I was waiting for weeks looking for our first robin and a few weeks ago I finally saw one! The kids and I painted/sketched/colored robins and I had a little party for us. We had our yearly picnic outside. This year I also did something different: I bought some fresh flowers as a way to welcome Spring in. I brought the flowers up to my bedside at night so that I could see them first thing in the morning and then brought them down to the kitchen during the day. After what felt like a long winter they were such a bright spot! Steve snuck over to my bedside while I was sleeping and opened the windows, (it was too cold to have them open all night). The birds have all returned and he knew that I would want to hear them in the morning. So I woke up under layers of warm covers, with crisp air coming through the window bringing with it a chorus of birds (cardinal, robin, and mourning doves) and there was also the beautiful stripes of light falling on the flowers. The sheets had been hung on the line earlier and smelled wonderful, so all my senses were really happy. The days I took these photos were beautiful, warm, early Spring days and the boys had no school. We spent an ENTIRE day outside. Eti wanted an apple because he wants a garden so badly. After he finished it he buried the core and checked on it every few mins to see if it had started to grow yet.
One of the other things I did to celebrate the first robin was to cut little strips of material to use in their nests. I did this when Jeff was a little baby. The birds came and took little strings and ribbon and bits of cloth from our back porch and where we had hung some from them in the trees. The following year they did not come back to that nest so when we moved I took the nest that still had little bits of ribbon woven into it. The material I used this time was little bits of cloth that I had used in projects and was now too small to use for anything else. Coco helped me cut them up, as well as some ribbon. We wrote lines of poetry on tiny strips of paper, because how cool would that be to find a nest with bits of poetry woven into it?!
Here is our Robin cake this year. I found a recipe for a chai-flavored cake which tasted like a basic spice cake and then poured a lemon glaze over the top. Lemon glaze 1/3 c. lemon juice 2 cup confectioner's sugar 2 T butter 1 T water Whisk together, poke holes in the cake and then pour over.
My morning view.
The second book on my bedside is a poetry handbook by Mary Oliver. Even though it was a handbook it read at times like poetry. "Invention hovers always a little above the rules" "The poem is not a discussion, not a lecture, but an instance - an instance of attention, or noticing something in the world." "You find that most poems are gatherings of words, in good order, in simple order, plain and appealing."

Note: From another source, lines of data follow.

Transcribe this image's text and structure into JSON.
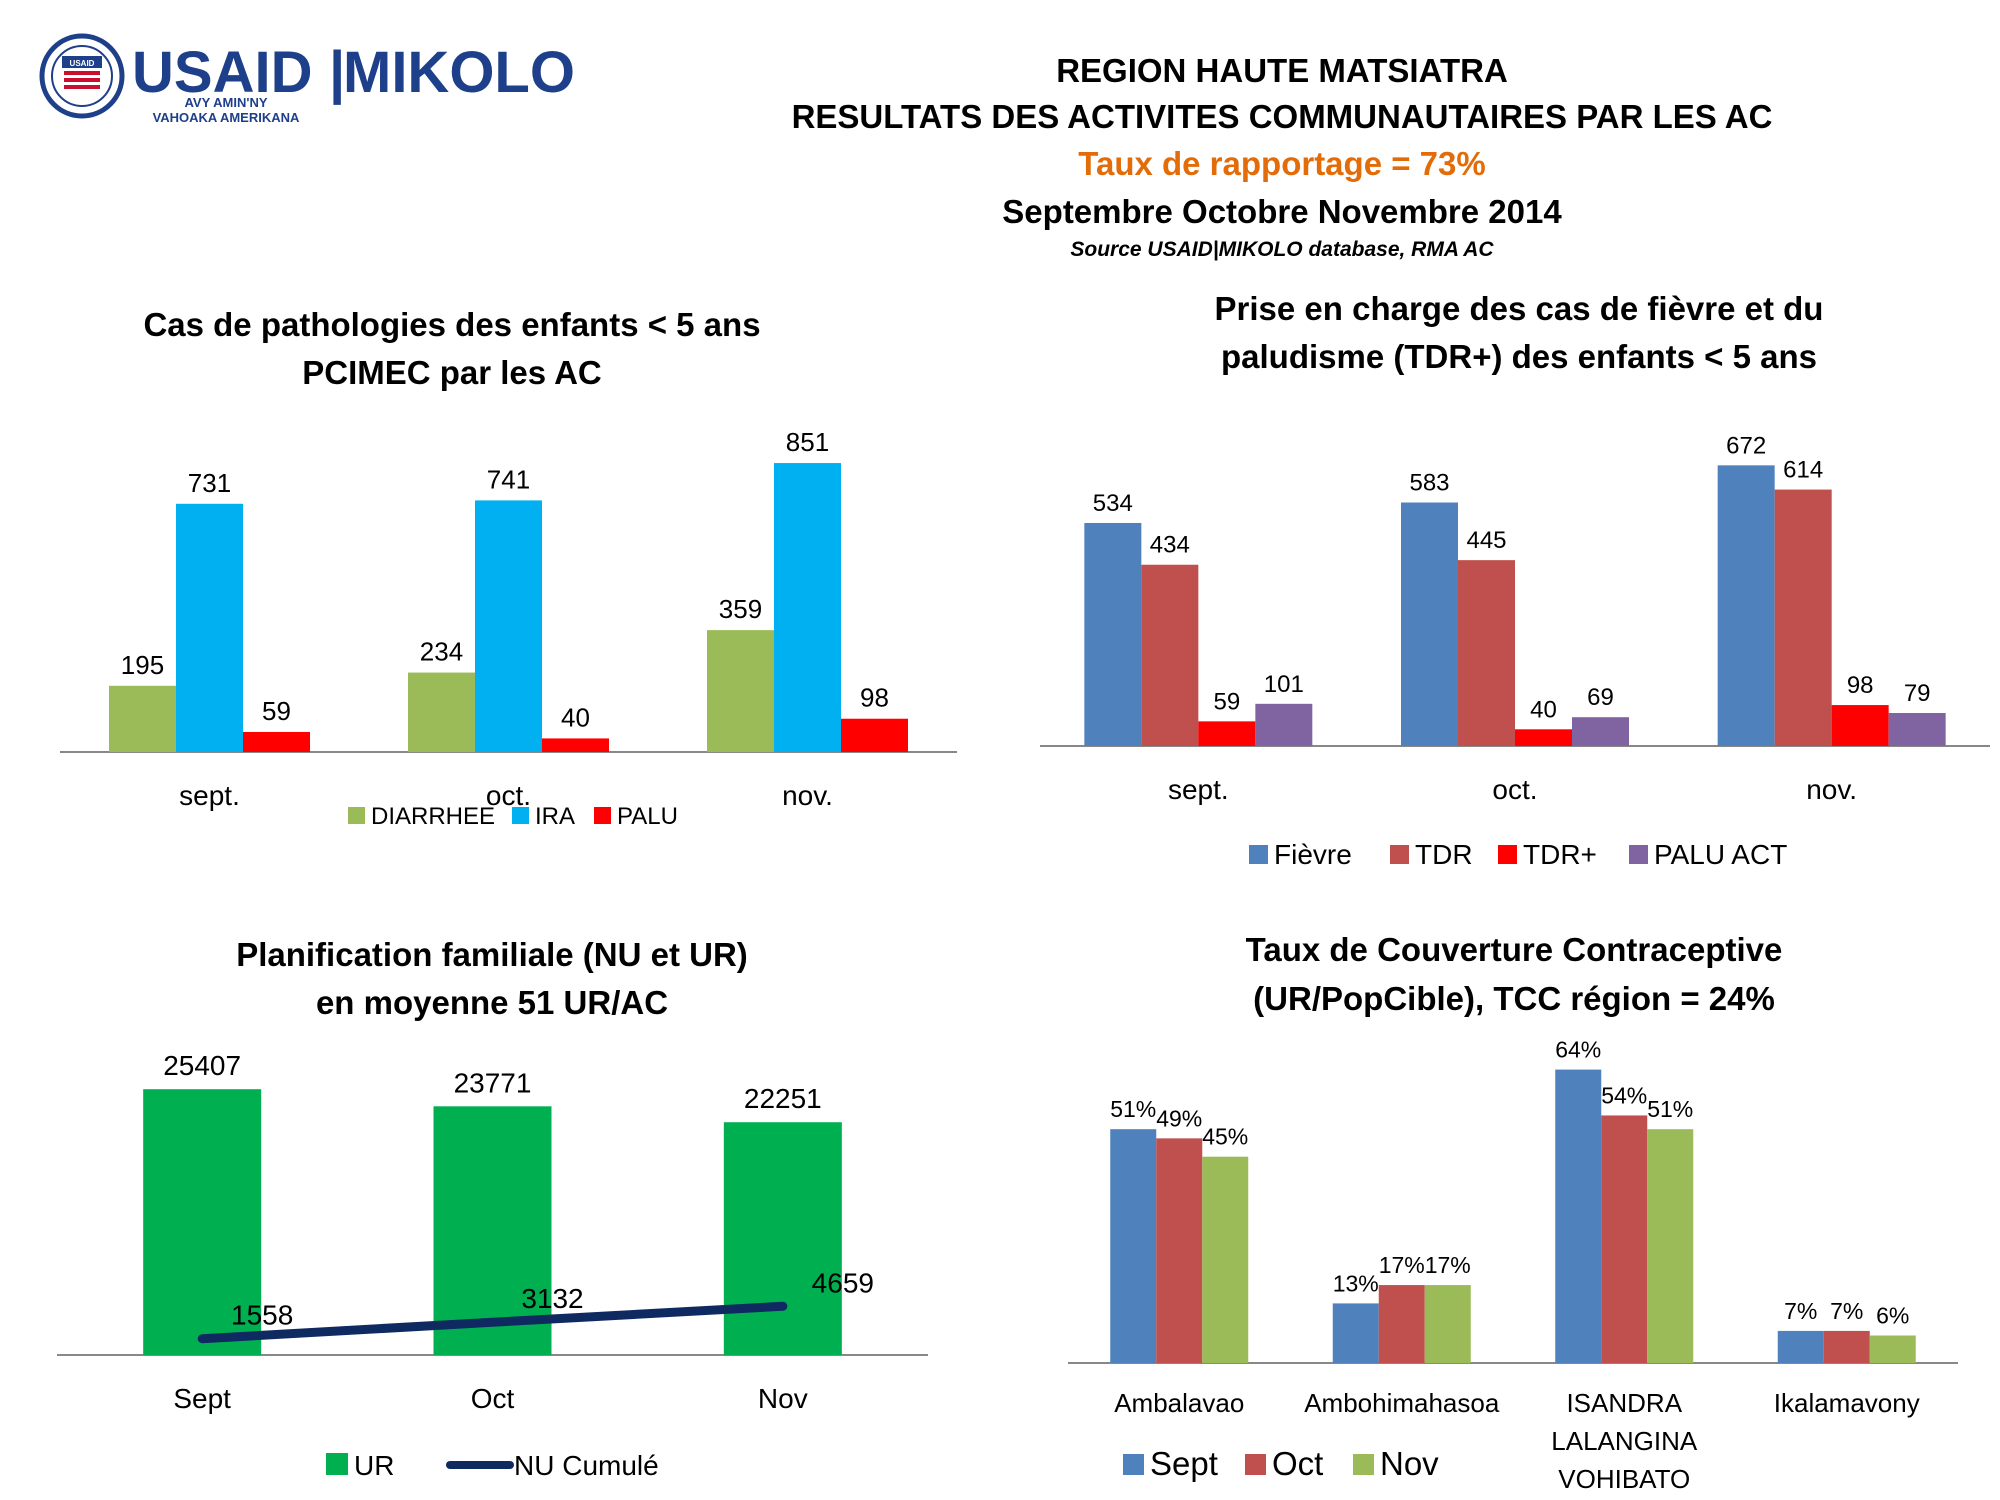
{
  "logo": {
    "brand": "USAID",
    "separator": "|",
    "program": "MIKOLO",
    "tagline_1": "AVY AMIN'NY",
    "tagline_2": "VAHOAKA AMERIKANA",
    "seal_text": "USAID",
    "colors": {
      "usaid_blue": "#1e3f8a",
      "usaid_red": "#c8102e"
    }
  },
  "header": {
    "line1": "REGION HAUTE MATSIATRA",
    "line2": "RESULTATS DES ACTIVITES COMMUNAUTAIRES PAR LES AC",
    "line3": "Taux de rapportage = 73%",
    "line4": "Septembre Octobre Novembre 2014",
    "source": "Source USAID|MIKOLO database, RMA AC",
    "colors": {
      "highlight": "#e36c09"
    }
  },
  "chart_data": [
    {
      "id": "pcimec",
      "type": "bar",
      "title": [
        "Cas de pathologies des enfants < 5 ans",
        "PCIMEC par les AC"
      ],
      "categories": [
        "sept.",
        "oct.",
        "nov."
      ],
      "series": [
        {
          "name": "DIARRHEE",
          "color": "#9bbb59",
          "values": [
            195,
            234,
            359
          ]
        },
        {
          "name": "IRA",
          "color": "#00b0f0",
          "values": [
            731,
            741,
            851
          ]
        },
        {
          "name": "PALU",
          "color": "#ff0000",
          "values": [
            59,
            40,
            98
          ]
        }
      ],
      "ylim": [
        0,
        860
      ],
      "legend": "bottom",
      "grid": false
    },
    {
      "id": "fievre",
      "type": "bar",
      "title": [
        "Prise en charge des cas de fièvre et du",
        "paludisme (TDR+) des enfants < 5 ans"
      ],
      "categories": [
        "sept.",
        "oct.",
        "nov."
      ],
      "series": [
        {
          "name": "Fièvre",
          "color": "#4f81bd",
          "values": [
            534,
            583,
            672
          ]
        },
        {
          "name": "TDR",
          "color": "#c0504d",
          "values": [
            434,
            445,
            614
          ]
        },
        {
          "name": "TDR+",
          "color": "#ff0000",
          "values": [
            59,
            40,
            98
          ]
        },
        {
          "name": "PALU ACT",
          "color": "#8064a2",
          "values": [
            101,
            69,
            79
          ]
        }
      ],
      "ylim": [
        0,
        680
      ],
      "legend": "bottom",
      "grid": false
    },
    {
      "id": "pf",
      "type": "bar",
      "title": [
        "Planification familiale (NU et UR)",
        "en moyenne 51 UR/AC"
      ],
      "categories": [
        "Sept",
        "Oct",
        "Nov"
      ],
      "series": [
        {
          "name": "UR",
          "color": "#00b050",
          "kind": "bar",
          "values": [
            25407,
            23771,
            22251
          ]
        },
        {
          "name": "NU Cumulé",
          "color": "#0f2a60",
          "kind": "line",
          "values": [
            1558,
            3132,
            4659
          ]
        }
      ],
      "ylim": [
        0,
        26000
      ],
      "legend": "bottom",
      "grid": false
    },
    {
      "id": "tcc",
      "type": "bar",
      "title": [
        "Taux de Couverture Contraceptive",
        "(UR/PopCible), TCC région = 24%"
      ],
      "categories": [
        [
          "Ambalavao"
        ],
        [
          "Ambohimahasoa"
        ],
        [
          "ISANDRA",
          "LALANGINA",
          "VOHIBATO"
        ],
        [
          "Ikalamavony"
        ]
      ],
      "series": [
        {
          "name": "Sept",
          "color": "#4f81bd",
          "values": [
            51,
            13,
            64,
            7
          ]
        },
        {
          "name": "Oct",
          "color": "#c0504d",
          "values": [
            49,
            17,
            54,
            7
          ]
        },
        {
          "name": "Nov",
          "color": "#9bbb59",
          "values": [
            45,
            17,
            51,
            6
          ]
        }
      ],
      "value_suffix": "%",
      "ylim": [
        0,
        65
      ],
      "legend": "bottom",
      "grid": false
    }
  ]
}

"With a great poet the sense of beauty overcomes every other consideration, or rather obliterates all consideration." -(John Keats quoted in Mary Oliver's handbook) "..the first few draws of the long oars through the deep water tell a lot - is one safe, or is one apt to be soon drowned? A poem is that real a journey. Its felt, reliable rhythms can invite, or can dissuade."
"It does not take much, but it takes a sure eye and a capable hand to be forever noticing and writing down particulars." "The poet must not only write the poem but must scrutinize the world intensely... If the poem is thin, it is likely so not because the poet does not know enough words, but because he or she has not stood long enough among the flowers - has not seen them in any fresh, exciting, and valid way."
"I like to say that I write poems for a stranger who will be born in some distant country hundreds of years from now.-Not MY poem, if its well done, but a deeply breathing, bounding, self sufficient poem. Like a traveler in an uncertain land, it needs to carry with it all that it must have to sustain its own life-and not a lot of extra weight either." "A poem on the page speaks to the listening mind."
"The natural world (nature) is the old river that runs through everything, and I think poets will forever fish along its shores."
Some friends of ours came to visit--it was so good to see these two sisters, Mandy and Liz. Mandy with her beautiful new baby and Liz with her thought-provoking questions. They feel in many ways like younger sisters to me.